Human processes video reasoning in a sequential spatio-temporal reasoning logic, we first identify the relevant frames ("when") and then analyse the spatial relationships ("where") between key objects, and finally leverage these relationships to draw inferences ("what"). However, can Video Large Language Models (Video-LLMs) also "reason through a sequential spatio-temporal logic" in videos? Existing Video-LLM benchmarks primarily focus on assessing object presence, neglecting relational reasoning. Consequently, it is difficult to measure whether a model truly comprehends object interactions (actions/events) in videos or merely relies on pre-trained "memory" of co-occurrences as biases in generating answers. In this work, we introduce a Video Spatio-Temporal Reasoning (V-STaR) benchmark to address these shortcomings.
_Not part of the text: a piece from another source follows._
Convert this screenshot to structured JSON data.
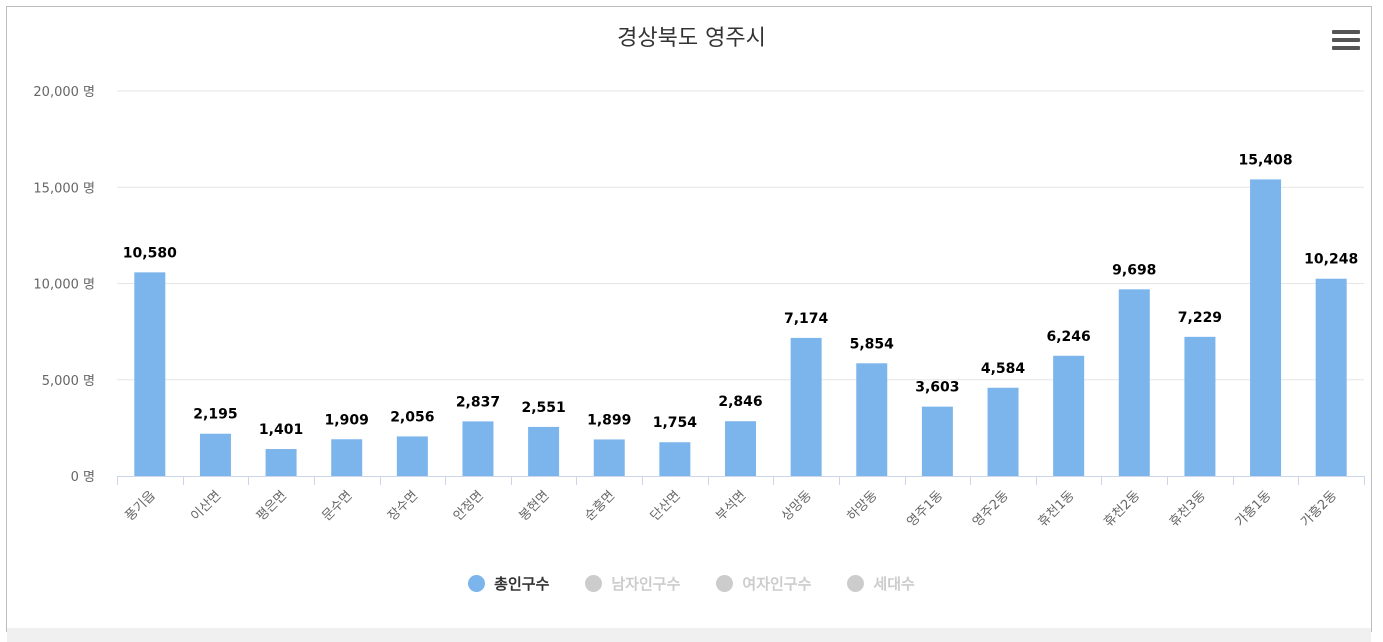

The key idea is to decompose video understanding into a Reverse Spatio-Temporal Reasoning (RSTR) task that simultaneously evaluates what objects are present, when events occur, and where they are located while capturing the underlying Chain-of-thought (CoT) logic. To support this evaluation, we construct a dataset to elicit the spatial-temporal reasoning process of Video-LLMs. It contains coarse-to-fine CoT questions generated by a semi-automated GPT-4-powered pipeline, embedding explicit reasoning chains to mimic human cognition. Experiments from 14 Video-LLMs on our V-STaR reveal significant gaps between current Video-LLMs and the needs for robust and consistent spatio-temporal reasoning.

Paper Structure

This paper contains 10 sections, 4 equations, 5 figures, 6 tables.

Figures (5)

  • Figure 1: Illustration of the semi-automated data construction pipeline of V-STaR. GPT-4 generates a spatio-temporal reasoning CoT chain to answer VQA questions, along with a set of RSTR questions. The RSTR questions are independent temporal or spatial grounding challenges, decomposed from the CoT reasoning chain, designed to evaluate the model’s spatio-temporal reasoning capabilities.
  • Figure 2: Dataset statistics of video domain and length, and visualization of objects in video.
  • Figure 3: An example illustrating the construction of CoT questions. Each sample contains a thinking chain and two RSTR question chains.
  • Figure 4: The performance of each domain.
  • Figure 5: An example showcasing the performance of five models.